Nova lei que simplifica mercado de energias verdes pode ser preocupação

Organização não-governamentais alertam para riscos de nova lei que simplifica licenciamento de projetos de energias renováveis
Organizações alertam para importância de regulamentar expansão de renováveis
Organizações alertam para importância de regulamentar expansão de renováveis

Uma coligação de seis organizações não-governamentais alertou para os riscos da desregulamentação da expansão das energias renováveis, depois de ter sido publicada em abril uma lei que visa simplificar o licenciamento para a produção de eletricidade a partir de fontes sustentáveis.

Em comunicado, a coligação composta pela Associação Natureza Portugal, em associação com a WWF (ANP/WWF), a Associação Portuguesa para a Conservação da Biodiversidade (FAPAS), o Grupo de Estudos de Ordenamento do Território e Ambiente (GEOTA), a Liga para a Proteção da Natureza (LPN), a Associação Nacional de Conservação da Natureza (Quercus) e a Sociedade Portuguesa para o Estudo das Aves (SPEA) acredita que se está a desregulamentar a expansão das renováveis, algo que pode pôr em causa a segurança energética e a descarbonização.

As organizações alertam ainda que a lei irá remover salvaguardas ambientais, pondo em causa a natureza e o bem-estar das populações.

Na nova legislação, projetos de energias renováveis inferiores a 50 megawatts deixam de ser analisados pela Agência Portuguesa do Ambiente (APA), passando a ser a Direção-Geral de Energia e Geologia (DGEG) a decidir se devem ser sujeitos a Avaliação de Impacto Ambiental (AIA).

A coligação refere que há falta de exigência e que não se pode considerar a AIA uma “perda de tempo” ou uma burocracia.
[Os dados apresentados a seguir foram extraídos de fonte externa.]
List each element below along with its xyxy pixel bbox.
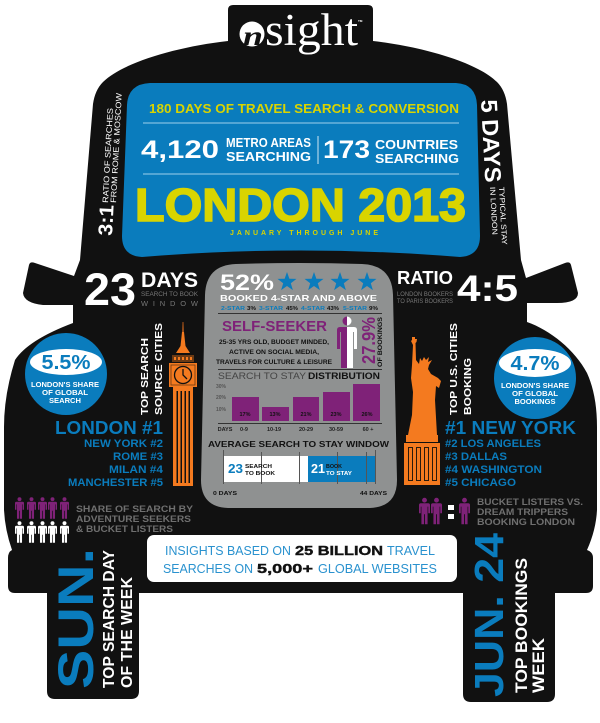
bucket listers text: DREAM TRIPPERS	[477, 507, 568, 517]
metro areas stat: 4,120	[141, 136, 219, 164]
distribution bar chart: DAYS	[218, 427, 233, 433]
3:1 ratio stat	[95, 92, 124, 236]
insights callout: INSIGHTS BASED ON	[165, 544, 291, 558]
distribution bar chart: 17%	[239, 412, 251, 418]
metro areas stat: SEARCHING	[226, 150, 311, 164]
23 days stat: SEARCH TO BOOK	[141, 291, 199, 298]
star breakdown: 2-STAR	[221, 306, 245, 312]
top search source cities label	[139, 323, 165, 415]
search to stay window bar: 0 DAYS	[213, 491, 237, 497]
distribution bar chart: 23%	[330, 412, 342, 418]
ratio 4:5 stat	[397, 268, 518, 309]
search to stay window bar: BOOK	[326, 464, 343, 470]
top us cities label: TOP U.S. CITIES	[448, 323, 460, 415]
self-seeker description: ACTIVE ON SOCIAL MEDIA,	[229, 349, 319, 356]
distribution bar chart: 10%	[216, 407, 227, 413]
countries stat: SEARCHING	[375, 152, 459, 166]
windshield heading: 180 DAYS OF TRAVEL SEARCH & CONVERSION	[149, 101, 459, 116]
5 days stat: 5 DAYS	[476, 99, 506, 183]
us cities list: #5 CHICAGO	[445, 477, 516, 489]
self-seeker heading: SELF-SEEKER	[222, 319, 328, 335]
self-seeker description: 25-35 YRS OLD, BUDGET MINDED,	[219, 339, 329, 346]
star breakdown: 45%	[286, 306, 298, 312]
person icon half purple half white	[337, 316, 357, 368]
countries stat: 173	[323, 136, 370, 164]
search to stay window bar: TO STAY	[326, 471, 352, 477]
distribution bar chart: 30-59	[329, 427, 343, 433]
bucket listers ratio icons	[419, 498, 470, 524]
global search share badge: 5.5%	[42, 352, 91, 374]
main title: LONDON 2013	[135, 179, 466, 231]
23 days stat: 23	[84, 264, 136, 315]
3:1 ratio stat: 3:1	[95, 204, 119, 236]
global bookings share badge: OF GLOBAL	[512, 391, 559, 398]
search to stay window bar: 44 DAYS	[360, 491, 387, 497]
insights callout: 5,000+	[257, 561, 314, 576]
distribution bar chart: 20%	[216, 395, 227, 401]
star breakdown: 9%	[369, 306, 378, 312]
insights callout	[147, 535, 457, 582]
source cities list: MANCHESTER #5	[68, 477, 163, 489]
insights callout: TRAVEL	[387, 544, 435, 558]
top us cities label	[448, 323, 474, 415]
metro areas stat	[141, 136, 311, 164]
search to stay window bar: 23	[228, 461, 243, 476]
bucket listers text: BOOKING LONDON	[477, 517, 575, 527]
5 days stat: TYPICAL STAY	[497, 187, 509, 245]
self-seeker description	[216, 339, 332, 366]
us cities list: #1 NEW YORK	[445, 418, 576, 438]
windshield panel	[122, 83, 480, 257]
source cities list: NEW YORK #2	[84, 438, 163, 450]
june 24 stat: TOP BOOKINGS	[512, 558, 531, 693]
star breakdown: 4-STAR	[301, 306, 325, 312]
share of search text: SHARE OF SEARCH BY	[76, 504, 193, 514]
self-seeker description: TRAVELS FOR CULTURE & LEISURE	[216, 359, 332, 366]
3:1 ratio stat: FROM ROME & MOSCOW	[109, 92, 124, 203]
countries stat	[323, 136, 459, 166]
share of search people icons	[15, 497, 69, 543]
global bookings share badge	[494, 337, 576, 419]
global bookings share badge: LONDON'S SHARE	[501, 383, 569, 390]
insights callout: GLOBAL WEBSITES	[318, 562, 437, 576]
global search share badge: OF GLOBAL	[42, 390, 89, 397]
5 days stat: IN LONDON	[488, 187, 500, 235]
logo: n	[243, 21, 263, 51]
distribution bar chart: 60 +	[363, 427, 373, 433]
sunday stat: OF THE WEEK	[119, 576, 136, 688]
global bookings share badge: 4.7%	[510, 353, 560, 375]
ratio 4:5 stat: RATIO	[397, 268, 453, 288]
star breakdown: 5-STAR	[343, 306, 367, 312]
source cities list: ROME #3	[113, 451, 163, 463]
52 percent stat: 52%	[220, 270, 274, 295]
logo: TM	[358, 19, 363, 23]
bucket listers text	[477, 497, 583, 527]
share of search text: ADVENTURE SEEKERS	[76, 514, 191, 524]
distribution bar chart: 26%	[361, 412, 373, 418]
icon: big ben	[169, 322, 197, 486]
distribution bar chart: 0-9	[240, 427, 248, 433]
bucket listers text: BUCKET LISTERS VS.	[477, 497, 583, 507]
distribution bar chart	[216, 384, 382, 433]
date subtitle: JANUARY THROUGH JUNE	[230, 230, 378, 237]
distribution heading: DISTRIBUTION	[308, 371, 380, 381]
distribution bar chart: 10-19	[267, 427, 281, 433]
insights callout: SEARCHES ON	[163, 562, 253, 576]
star rating icons	[277, 272, 377, 290]
average window heading: AVERAGE SEARCH TO STAY WINDOW	[208, 439, 390, 449]
23 days stat: DAYS	[141, 269, 198, 292]
us cities list: #4 WASHINGTON	[445, 464, 542, 476]
ratio 4:5 stat: LONDON BOOKERS	[397, 292, 453, 298]
top search source cities label: TOP SEARCH	[139, 338, 151, 415]
us cities list: #2 LOS ANGELES	[445, 438, 541, 450]
source cities list: LONDON #1	[55, 418, 163, 438]
distribution bar chart: 20-29	[299, 427, 313, 433]
sunday stat: SUN.	[48, 548, 104, 689]
bookings share: OF BOOKINGS	[377, 316, 384, 367]
bookings share: 27.9%	[359, 317, 379, 364]
june 24 stat: JUN. 24	[466, 533, 512, 697]
distribution heading	[218, 371, 380, 381]
us cities list	[445, 418, 576, 489]
share of search text	[76, 504, 193, 534]
global bookings share badge: BOOKINGS	[514, 399, 556, 406]
distribution bar chart: 30%	[216, 384, 227, 390]
5 days stat	[476, 99, 509, 245]
insights callout: 25 BILLION	[295, 543, 383, 558]
star breakdown: 43%	[327, 306, 339, 312]
booked label: BOOKED 4-STAR AND ABOVE	[220, 293, 377, 303]
star breakdown: 3-STAR	[259, 306, 283, 312]
ratio 4:5 stat: 4:5	[457, 268, 518, 309]
distribution bar chart: 13%	[269, 412, 281, 418]
share of search text: & BUCKET LISTERS	[76, 524, 173, 534]
june 24 stat: WEEK	[529, 637, 548, 693]
global search share badge	[25, 333, 107, 415]
top search source cities label: SOURCE CITIES	[153, 323, 165, 415]
metro areas stat: METRO AREAS	[226, 136, 311, 150]
distribution heading: SEARCH TO STAY	[218, 371, 306, 381]
23 days stat	[84, 264, 199, 315]
star breakdown: 3%	[247, 306, 256, 312]
search to stay window bar: SEARCH	[245, 464, 272, 470]
source cities list	[55, 418, 164, 489]
global search share badge: SEARCH	[49, 398, 81, 405]
sunday stat: TOP SEARCH DAY	[101, 549, 118, 688]
logo: sight	[265, 5, 359, 55]
search to stay window bar	[213, 450, 387, 497]
center grey panel	[201, 263, 397, 508]
ratio 4:5 stat: TO PARIS BOOKERS	[397, 299, 453, 305]
search to stay window bar: TO BOOK	[245, 471, 276, 477]
23 days stat: WINDOW	[141, 299, 199, 308]
june 24 stat	[466, 533, 548, 697]
distribution bar chart: 21%	[300, 412, 312, 418]
search to stay window bar: 21	[311, 461, 325, 476]
top us cities label: BOOKING	[462, 358, 474, 415]
star breakdown	[221, 306, 378, 312]
sunday stat	[48, 548, 136, 689]
global search share badge: LONDON'S SHARE	[31, 382, 99, 389]
3:1 ratio stat: RATIO OF SEARCHES	[101, 108, 115, 203]
countries stat: COUNTRIES	[375, 138, 458, 152]
icon: statue of liberty	[404, 337, 441, 485]
us cities list: #3 DALLAS	[445, 451, 507, 463]
source cities list: MILAN #4	[109, 464, 164, 476]
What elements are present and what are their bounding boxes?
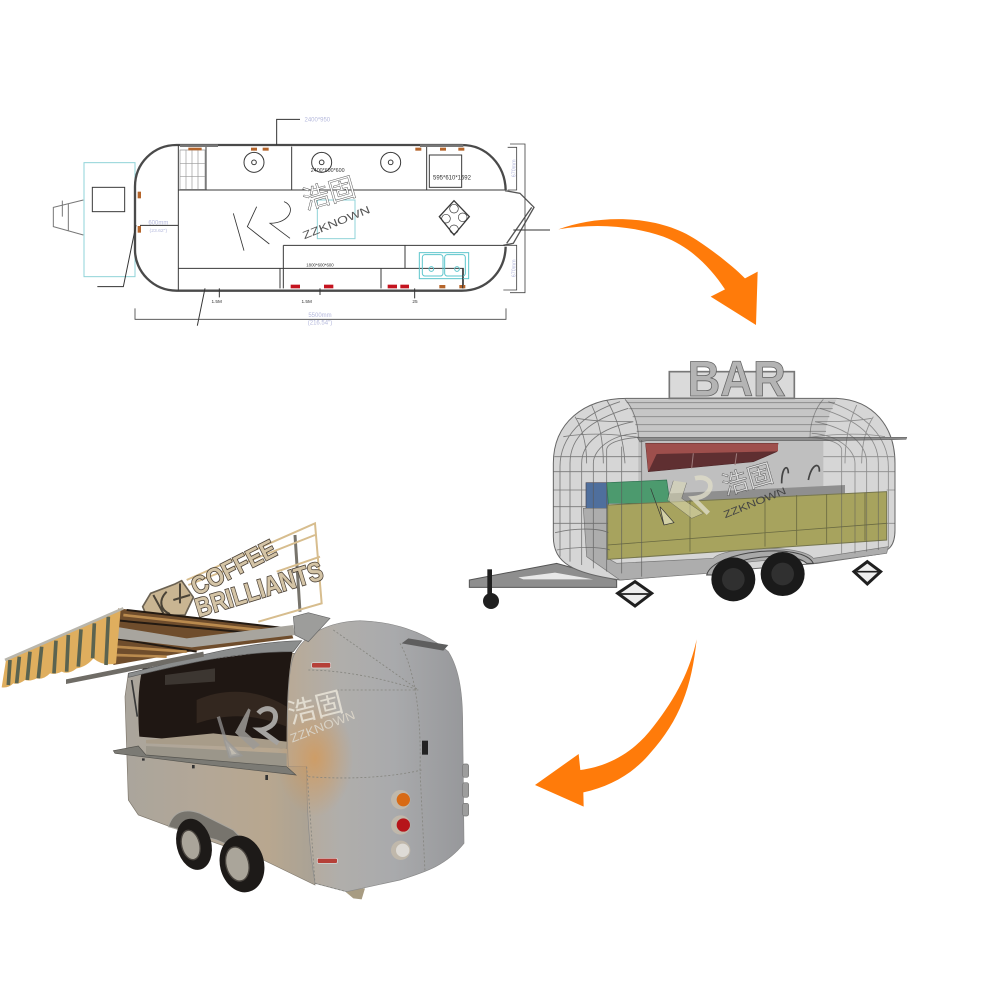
wheel arch bbox=[707, 551, 813, 575]
dimension labels: (216.54") bbox=[308, 321, 332, 327]
wireframe grid right bbox=[808, 399, 895, 553]
watermark: 浩固 bbox=[719, 458, 777, 501]
wheel arch bbox=[168, 811, 263, 860]
watermark bbox=[651, 458, 788, 525]
blue cabinet bbox=[586, 483, 608, 510]
jockey wheel bbox=[483, 569, 499, 609]
awning roller bbox=[5, 608, 123, 660]
burners bbox=[244, 152, 401, 172]
plan labels: 1.5M bbox=[301, 299, 312, 304]
awning support beam bbox=[115, 625, 295, 647]
watermark bbox=[218, 686, 357, 757]
BAR sign: BAR bbox=[687, 351, 786, 407]
dimension labels: 2400*950 bbox=[305, 117, 331, 123]
gas strut bbox=[132, 680, 137, 717]
interior details bbox=[146, 668, 287, 749]
shell bbox=[553, 398, 895, 580]
grid shelf bbox=[180, 150, 205, 189]
rear tongue bbox=[343, 888, 365, 899]
window opening bbox=[138, 648, 293, 749]
plan labels: 1800*600*600 bbox=[306, 263, 334, 268]
watermark bbox=[233, 172, 372, 251]
rear roof vent bbox=[402, 638, 448, 651]
upper roof panel bbox=[625, 399, 837, 437]
dimension labels: 670mm bbox=[511, 259, 517, 277]
olive counter bbox=[608, 492, 887, 559]
hatch lift arm bbox=[66, 652, 204, 684]
hinge bracket bbox=[293, 613, 330, 642]
panel seams bbox=[307, 630, 425, 892]
cyan worktop zone bbox=[317, 200, 355, 239]
red extractor hood bbox=[646, 443, 778, 472]
sunset reflection bbox=[277, 700, 353, 817]
open hatch bbox=[128, 641, 302, 677]
sink bbox=[419, 253, 469, 279]
wireframe grid left bbox=[553, 399, 642, 577]
arrow: plan to model bbox=[558, 219, 758, 325]
lower skirt bbox=[583, 508, 888, 580]
inner box bbox=[92, 187, 125, 212]
watermark: 浩固 bbox=[299, 172, 359, 216]
dimension lines bbox=[135, 144, 525, 319]
awning rail bbox=[637, 437, 907, 442]
side body bbox=[125, 653, 315, 885]
watermark: ZZKNOWN bbox=[301, 204, 372, 242]
leader lines bbox=[97, 119, 550, 326]
door bbox=[503, 191, 534, 245]
plan labels: 2400*600*600 bbox=[311, 168, 345, 174]
grey worktop bbox=[670, 485, 845, 507]
roof bands bbox=[627, 403, 835, 431]
dimension labels: 600mm bbox=[148, 220, 168, 226]
green tray bbox=[607, 480, 670, 503]
red outlets bbox=[291, 285, 409, 288]
plan labels bbox=[211, 168, 472, 304]
arrow: model to truck bbox=[535, 639, 697, 807]
marker lights bbox=[312, 663, 337, 863]
tow bar bbox=[53, 200, 83, 235]
interior wall bbox=[638, 437, 823, 517]
stool symbol bbox=[439, 201, 469, 235]
support jacks bbox=[618, 562, 881, 606]
awning underside bbox=[113, 608, 293, 665]
plan labels: 595*610*1692 bbox=[433, 176, 472, 182]
floor plan drawing bbox=[53, 117, 550, 327]
sockets bbox=[138, 148, 465, 288]
interior walls bbox=[178, 145, 505, 291]
plan labels: 1.5M bbox=[211, 299, 222, 304]
rooftop sign: BRILLIANTS bbox=[191, 556, 327, 623]
dimension labels: 670mm bbox=[511, 159, 517, 177]
trailer shell bbox=[135, 145, 506, 291]
dimension labels bbox=[148, 117, 517, 327]
plan labels: 25 bbox=[412, 299, 418, 304]
side connectors bbox=[463, 764, 469, 816]
serving shelf bbox=[113, 746, 296, 780]
wheels bbox=[711, 552, 805, 601]
faucets bbox=[782, 465, 819, 483]
watermark: ZZKNOWN bbox=[722, 486, 788, 521]
rooftop sign bbox=[143, 523, 327, 623]
rooftop sign: COFFEE bbox=[187, 535, 281, 601]
door latch bbox=[422, 741, 428, 755]
tail lights bbox=[391, 790, 410, 860]
fridge box bbox=[429, 155, 462, 187]
dimension labels: (23.62") bbox=[150, 228, 167, 234]
finished food trailer photo bbox=[2, 523, 469, 899]
serving window rails bbox=[180, 142, 463, 150]
rear shell bbox=[287, 621, 464, 892]
dimension labels: 5500mm bbox=[308, 313, 332, 319]
watermark: 浩固 bbox=[285, 686, 346, 730]
3D wireframe model bbox=[469, 351, 907, 609]
cyan tow-hitch zone bbox=[84, 163, 135, 277]
striped valance bbox=[2, 609, 121, 687]
watermark: ZZKNOWN bbox=[288, 708, 357, 745]
chassis and drawbar bbox=[469, 563, 617, 587]
wheels bbox=[171, 815, 270, 897]
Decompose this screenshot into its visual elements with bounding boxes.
Acreditam ainda que a DGEG não tem competência ou responsabilidade legal para analisar o possível impacto ambiental do projeto.

As organizações ambientais reiteram que é importante aumentar rapidamente a produção de energia renovável, afirmando que a prioridade deve ser a produção descentralizada na proximidade dos centros de consumo, reduzindo perdas no transporte e aproveitando infraestruturas já construídas em áreas urbanizadas e degradadas.

Para tal, acreditam que é importante a criação de uma estratégia ambiciosa por parte do Governo, que identifique modos de instalação com menor nível de conflitos sociais e ambientais, e que reforce os recursos das entidades com competência legal para fiscalizar o seu cumprimento.